Fazer pessoas com ressalvas cognitivas ficarem paranoicas por uma suposta “ameaça comunista” no Brasil pode ser bom para derrubar um governo. Mas quando esta paranoia faz com que estas mesmas pessoas achem todos “corruptos” e associem empresas a esta corrupção e façam ligação com políticos de forma errática, temos a lei do retorno. A ignorância que foi produzida, volta. E volta empoderada. Volta orgulhosa da sua burrice e de tudo o que ela acredita ter feito. E bate no peito “pelo meu país”. E grita contra bandeiras “políticas”. E agride cores tal qual um touro descontrolado. E não compra o produto A porque a empresa é “comunista” ou o dono é o político X ou Y. Sendo ou não verdade.

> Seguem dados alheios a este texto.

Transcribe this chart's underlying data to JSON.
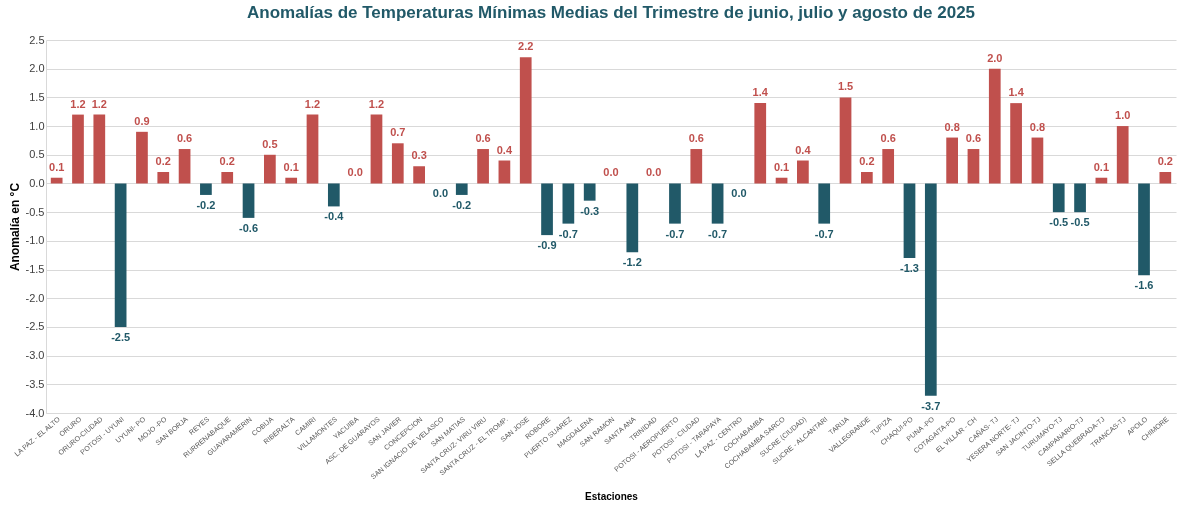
{
  "chart_data": {
    "type": "bar",
    "title": "Anomalías de Temperaturas Mínimas Medias del Trimestre de junio, julio y agosto de 2025",
    "xlabel": "Estaciones",
    "ylabel": "Anomalía en °C",
    "categories": [
      "LA PAZ - EL ALTO",
      "ORURO",
      "ORURO-CIUDAD",
      "POTOSI - UYUNI",
      "UYUNI- PO",
      "MOJO -PO",
      "SAN BORJA",
      "REYES",
      "RURRENABAQUE",
      "GUAYARAMERIN",
      "COBIJA",
      "RIBERALTA",
      "CAMIRI",
      "VILLAMONTES",
      "YACUIBA",
      "ASC. DE GUARAYOS",
      "SAN JAVIER",
      "CONCEPCION",
      "SAN IGNACIO DE VELASCO",
      "SAN MATIAS",
      "SANTA CRUZ- VIRU VIRU",
      "SANTA CRUZ - EL TROMP.",
      "SAN JOSE",
      "ROBORE",
      "PUERTO SUAREZ",
      "MAGDALENA",
      "SAN RAMON",
      "SANTA ANA",
      "TRINIDAD",
      "POTOSI - AEROPUERTO",
      "POTOSI - CIUDAD",
      "POTOSI - TARAPAYA",
      "LA PAZ - CENTRO",
      "COCHABAMBA",
      "COCHABAMBA SARCO",
      "SUCRE (CIUDAD)",
      "SUCRE - ALCANTARI",
      "TARIJA",
      "VALLEGRANDE",
      "TUPIZA",
      "CHAQUI-PO",
      "PUNA -PO",
      "COTAGAITA-PO",
      "EL VILLAR - CH",
      "CAÑAS- TJ",
      "YESERA NORTE- TJ",
      "SAN JACINTO-TJ",
      "TURUMAYO-TJ",
      "CAMPANARIO-TJ",
      "SELLA QUEBRADA-TJ",
      "TRANCAS-TJ",
      "APOLO",
      "CHIMORE"
    ],
    "values": [
      0.1,
      1.2,
      1.2,
      -2.5,
      0.9,
      0.2,
      0.6,
      -0.2,
      0.2,
      -0.6,
      0.5,
      0.1,
      1.2,
      -0.4,
      0.0,
      1.2,
      0.7,
      0.3,
      0.0,
      -0.2,
      0.6,
      0.4,
      2.2,
      -0.9,
      -0.7,
      -0.3,
      0.0,
      -1.2,
      0.0,
      -0.7,
      0.6,
      -0.7,
      0.0,
      1.4,
      0.1,
      0.4,
      -0.7,
      1.5,
      0.2,
      0.6,
      -1.3,
      -3.7,
      0.8,
      0.6,
      2.0,
      1.4,
      0.8,
      -0.5,
      -0.5,
      0.1,
      1.0,
      -1.6,
      0.2
    ],
    "colors": [
      "#c0504d",
      "#c0504d",
      "#c0504d",
      "#215968",
      "#c0504d",
      "#c0504d",
      "#c0504d",
      "#215968",
      "#c0504d",
      "#215968",
      "#c0504d",
      "#c0504d",
      "#c0504d",
      "#215968",
      "#c0504d",
      "#c0504d",
      "#c0504d",
      "#c0504d",
      "#215968",
      "#215968",
      "#c0504d",
      "#c0504d",
      "#c0504d",
      "#215968",
      "#215968",
      "#215968",
      "#c0504d",
      "#215968",
      "#c0504d",
      "#215968",
      "#c0504d",
      "#215968",
      "#215968",
      "#c0504d",
      "#c0504d",
      "#c0504d",
      "#215968",
      "#c0504d",
      "#c0504d",
      "#c0504d",
      "#215968",
      "#215968",
      "#c0504d",
      "#c0504d",
      "#c0504d",
      "#c0504d",
      "#c0504d",
      "#215968",
      "#215968",
      "#c0504d",
      "#c0504d",
      "#215968",
      "#c0504d"
    ],
    "value_labels": [
      "0.1",
      "1.2",
      "1.2",
      "-2.5",
      "0.9",
      "0.2",
      "0.6",
      "-0.2",
      "0.2",
      "-0.6",
      "0.5",
      "0.1",
      "1.2",
      "-0.4",
      "0.0",
      "1.2",
      "0.7",
      "0.3",
      "0.0",
      "-0.2",
      "0.6",
      "0.4",
      "2.2",
      "-0.9",
      "-0.7",
      "-0.3",
      "0.0",
      "-1.2",
      "0.0",
      "-0.7",
      "0.6",
      "-0.7",
      "0.0",
      "1.4",
      "0.1",
      "0.4",
      "-0.7",
      "1.5",
      "0.2",
      "0.6",
      "-1.3",
      "-3.7",
      "0.8",
      "0.6",
      "2.0",
      "1.4",
      "0.8",
      "-0.5",
      "-0.5",
      "0.1",
      "1.0",
      "-1.6",
      "0.2"
    ],
    "grid": "y",
    "ylim": [
      -4.0,
      2.5
    ],
    "yticks": [
      {
        "value": -4,
        "label": "-4.0"
      },
      {
        "value": -3.5,
        "label": "-3.5"
      },
      {
        "value": -3,
        "label": "-3.0"
      },
      {
        "value": -2.5,
        "label": "-2.5"
      },
      {
        "value": -2,
        "label": "-2.0"
      },
      {
        "value": -1.5,
        "label": "-1.5"
      },
      {
        "value": -1,
        "label": "-1.0"
      },
      {
        "value": -0.5,
        "label": "-0.5"
      },
      {
        "value": 0,
        "label": "0.0"
      },
      {
        "value": 0.5,
        "label": "0.5"
      },
      {
        "value": 1,
        "label": "1.0"
      },
      {
        "value": 1.5,
        "label": "1.5"
      },
      {
        "value": 2,
        "label": "2.0"
      },
      {
        "value": 2.5,
        "label": "2.5"
      }
    ]
  }
}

Para desfazer isto, agora, levará tempo. Tempo que o capital não tem. A escolha racional agora manda que o capital abandone os meios que lhe fizeram mal e busque publicidade neutra. Canais imparciais que não tenham os preconceitos políticos que trazem prejuízos imediatos. Google, Facebook e outros agradecem à Globo. E a mesma Globo corre para tentar parecer imparcial, neutra e profissional. O problema é que se já desagradava a um lado, agora desagrada ao outro.

Tudo o que vai, volta.


Fernando Horta é Graduado em história pela UFRGS e mestrado em Relações Internacionais pela UnB. Atualmente é doutorando da UnB. Tem experiência na área de História, com ênfase em História da Ciência, Epistemologia e Teoria de História e de Relações Internacionais.